A l’interdiction de convoyer des passagers sur les îles s’ajoute le problème de car-brûlant. La reprise de la vente de l’essence dans les stations-services s’est accompagnée d’une interdiction formelle de servir dans les bidons. Une situation que vivent très mal les piroguiers, accusés de revendre le carburant au marché noir. Ce qu’ils démentent catégoriquement : « Nos pirogues ne peuvent pas aller à la station. Nous sommes obligés d’envoyer les bidons. Ils refusent de nous servir juste pour freiner nos activités alors que nous payons des taxes », rouspète Alhassane Sylla. Malgré cette pénurie, le tarif de la traversée reste le même au port de Boulbinet.

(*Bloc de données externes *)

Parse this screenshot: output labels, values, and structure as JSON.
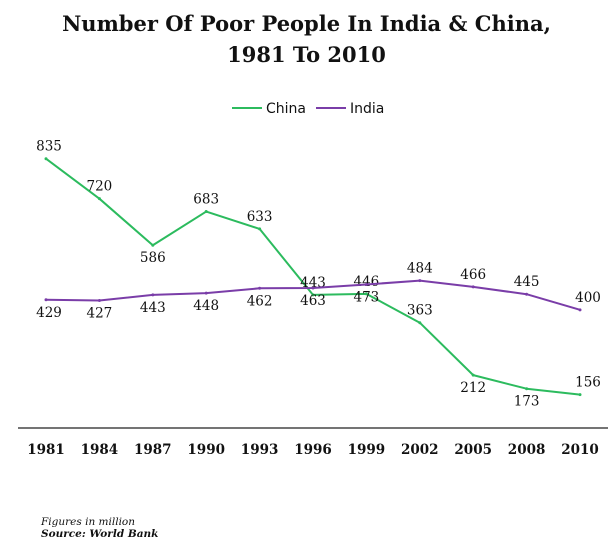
{
  "chart_data": {
    "type": "line",
    "title_lines": [
      "Number Of Poor People In India & China,",
      "1981 To 2010"
    ],
    "x": [
      "1981",
      "1984",
      "1987",
      "1990",
      "1993",
      "1996",
      "1999",
      "2002",
      "2005",
      "2008",
      "2010"
    ],
    "series": [
      {
        "name": "China",
        "color": "#2cbb5e",
        "values": [
          835,
          720,
          586,
          683,
          633,
          443,
          446,
          363,
          212,
          173,
          156
        ]
      },
      {
        "name": "India",
        "color": "#7a3da8",
        "values": [
          429,
          427,
          443,
          448,
          462,
          463,
          473,
          484,
          466,
          445,
          400
        ]
      }
    ],
    "legend_position": "top-center",
    "grid": false,
    "ylim": [
      80,
      840
    ]
  },
  "footnote": "Figures in million",
  "source": "Source: World Bank"
}
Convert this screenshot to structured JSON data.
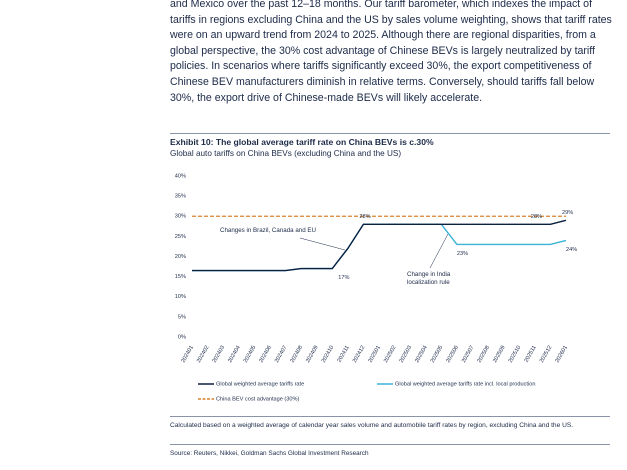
{
  "paragraph": "and Mexico over the past 12–18 months. Our tariff barometer, which indexes the impact of tariffs in regions excluding China and the US by sales volume weighting, shows that tariff rates were on an upward trend from 2024 to 2025. Although there are regional disparities, from a global perspective, the 30% cost advantage of Chinese BEVs is largely neutralized by tariff policies. In scenarios where tariffs significantly exceed 30%, the export competitiveness of Chinese BEV manufacturers diminish in relative terms. Conversely, should tariffs fall below 30%, the export drive of Chinese-made BEVs will likely accelerate.",
  "chart_data": {
    "type": "line",
    "title": "Exhibit 10: The global average tariff rate on China BEVs is c.30%",
    "subtitle": "Global auto tariffs on China BEVs (excluding China and the US)",
    "categories": [
      "202401",
      "202402",
      "202403",
      "202404",
      "202405",
      "202406",
      "202407",
      "202408",
      "202409",
      "202410",
      "202411",
      "202412",
      "202501",
      "202502",
      "202503",
      "202504",
      "202505",
      "202506",
      "202507",
      "202508",
      "202509",
      "202510",
      "202511",
      "202512",
      "202601"
    ],
    "series": [
      {
        "name": "Global weighted average tariffs rate",
        "color": "#0b1f3f",
        "values": [
          16.5,
          16.5,
          16.5,
          16.5,
          16.5,
          16.5,
          16.5,
          17,
          17,
          17,
          22,
          28,
          28,
          28,
          28,
          28,
          28,
          28,
          28,
          28,
          28,
          28,
          28,
          28,
          29
        ],
        "value_labels": [
          null,
          null,
          null,
          null,
          null,
          null,
          null,
          null,
          null,
          "17%",
          null,
          "28%",
          null,
          null,
          null,
          null,
          null,
          null,
          null,
          null,
          null,
          null,
          "28%",
          null,
          "29%"
        ]
      },
      {
        "name": "Global weighted average tariffs rate incl. local production",
        "color": "#3bb3d6",
        "values": [
          16.5,
          16.5,
          16.5,
          16.5,
          16.5,
          16.5,
          16.5,
          17,
          17,
          17,
          22,
          28,
          28,
          28,
          28,
          28,
          28,
          23,
          23,
          23,
          23,
          23,
          23,
          23,
          24
        ],
        "value_labels": [
          null,
          null,
          null,
          null,
          null,
          null,
          null,
          null,
          null,
          null,
          null,
          null,
          null,
          null,
          null,
          null,
          null,
          "23%",
          null,
          null,
          null,
          null,
          null,
          null,
          "24%"
        ]
      },
      {
        "name": "China BEV cost advantage (30%)",
        "color": "#d9822b",
        "dashed": true,
        "values": [
          30,
          30,
          30,
          30,
          30,
          30,
          30,
          30,
          30,
          30,
          30,
          30,
          30,
          30,
          30,
          30,
          30,
          30,
          30,
          30,
          30,
          30,
          30,
          30,
          30
        ]
      }
    ],
    "annotations": [
      "Changes in Brazil, Canada and EU",
      "Change in India localization rule"
    ],
    "ylim": [
      0,
      40
    ],
    "yticks": [
      {
        "value": 0,
        "label": "0%"
      },
      {
        "value": 5,
        "label": "5%"
      },
      {
        "value": 10,
        "label": "10%"
      },
      {
        "value": 15,
        "label": "15%"
      },
      {
        "value": 20,
        "label": "20%"
      },
      {
        "value": 25,
        "label": "25%"
      },
      {
        "value": 30,
        "label": "30%"
      },
      {
        "value": 35,
        "label": "35%"
      },
      {
        "value": 40,
        "label": "40%"
      }
    ],
    "grid": false,
    "legend": "bottom"
  },
  "footnote": "Calculated based on a weighted average of calendar year sales volume and automobile tariff rates by region, excluding China and the US.",
  "source": "Source: Reuters, Nikkei, Goldman Sachs Global Investment Research"
}
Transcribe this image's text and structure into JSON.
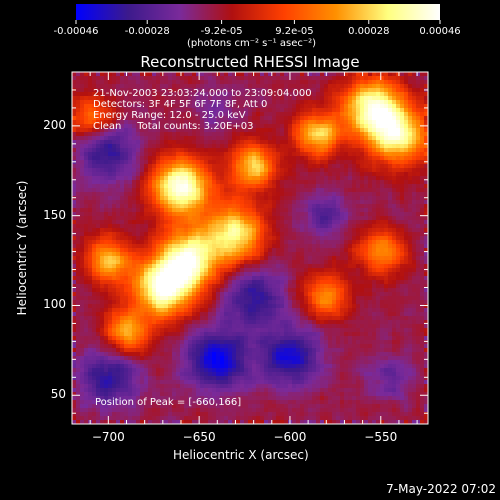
{
  "colorbar": {
    "tick_labels": [
      "-0.00046",
      "-0.00028",
      "-9.2e-05",
      "9.2e-05",
      "0.00028",
      "0.00046"
    ],
    "tick_values": [
      -0.00046,
      -0.00028,
      -9.2e-05,
      9.2e-05,
      0.00028,
      0.00046
    ],
    "range": [
      -0.00046,
      0.00046
    ],
    "units": "(photons cm⁻² s⁻¹ asec⁻²)",
    "colors": [
      "#0000ff",
      "#3c1a8c",
      "#7a2a9a",
      "#b01010",
      "#ff4000",
      "#ff9000",
      "#ffff80",
      "#ffffff"
    ]
  },
  "chart_data": {
    "type": "heatmap",
    "title": "Reconstructed RHESSI Image",
    "xlabel": "Heliocentric X (arcsec)",
    "ylabel": "Heliocentric Y (arcsec)",
    "xlim": [
      -720,
      -524
    ],
    "ylim": [
      34,
      230
    ],
    "x_ticks": [
      -700,
      -650,
      -600,
      -550
    ],
    "y_ticks": [
      50,
      100,
      150,
      200
    ],
    "x_tick_labels": [
      "−700",
      "−650",
      "−600",
      "−550"
    ],
    "y_tick_labels": [
      "50",
      "100",
      "150",
      "200"
    ],
    "annotations": [
      "21-Nov-2003 23:03:24.000 to 23:09:04.000",
      "Detectors: 3F 4F 5F 6F 7F 8F, Att 0",
      "Energy Range: 12.0 - 25.0 keV",
      "Clean     Total counts: 3.20E+03"
    ],
    "peak_text": "Position of Peak = [-660,166]",
    "peak": [
      -660,
      166
    ],
    "bright_regions": [
      {
        "x": -670,
        "y": 110,
        "level": 0.00046
      },
      {
        "x": -655,
        "y": 126,
        "level": 0.0004
      },
      {
        "x": -660,
        "y": 166,
        "level": 0.00046
      },
      {
        "x": -630,
        "y": 140,
        "level": 0.00034
      },
      {
        "x": -700,
        "y": 125,
        "level": 0.00028
      },
      {
        "x": -620,
        "y": 178,
        "level": 0.0003
      },
      {
        "x": -585,
        "y": 195,
        "level": 0.0003
      },
      {
        "x": -555,
        "y": 210,
        "level": 0.0004
      },
      {
        "x": -540,
        "y": 195,
        "level": 0.00036
      },
      {
        "x": -690,
        "y": 85,
        "level": 0.00024
      },
      {
        "x": -550,
        "y": 130,
        "level": 0.00022
      },
      {
        "x": -580,
        "y": 105,
        "level": 0.0002
      },
      {
        "x": -710,
        "y": 205,
        "level": 0.00016
      }
    ],
    "dark_regions": [
      {
        "x": -640,
        "y": 70,
        "level": -0.00046
      },
      {
        "x": -600,
        "y": 72,
        "level": -0.0004
      },
      {
        "x": -700,
        "y": 60,
        "level": -0.00036
      },
      {
        "x": -620,
        "y": 105,
        "level": -0.00036
      },
      {
        "x": -580,
        "y": 150,
        "level": -0.00028
      },
      {
        "x": -700,
        "y": 185,
        "level": -0.00036
      },
      {
        "x": -545,
        "y": 60,
        "level": -0.00024
      },
      {
        "x": -640,
        "y": 210,
        "level": -0.0002
      }
    ]
  },
  "footer": {
    "date": "7-May-2022 07:02"
  }
}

En attendant la dérogation

L’essencerie érigée à quelques mètres du débarcadère est fermée, Mamadou Djan Barry en est le gérant. De son bureau, il observe les clients qui errent avec des bidons en quête de car-brûlant. Il dit avoir au moins 15 000 litres en stock. Il a dépoté une citerne de 20 000 litres la veille, mais impossible de servir même les engins roulants. « Dès que nous ouvrons, ils nous envahissent. Si on refuse de servir dans les bidons, ils manifestent », se justifie-t-il. Responsable de la station-service, il dit avoir plaidé pour la cause de ses clients piroguiers. « J’ai passé des coups de fil pour tenter de convaincre les responsables de la Société nationale du pétrole, vu notre positionnement géographique. Ils me disent que l’ordre vient du ministre. En attendant, ils doivent garder leur mal en patience ».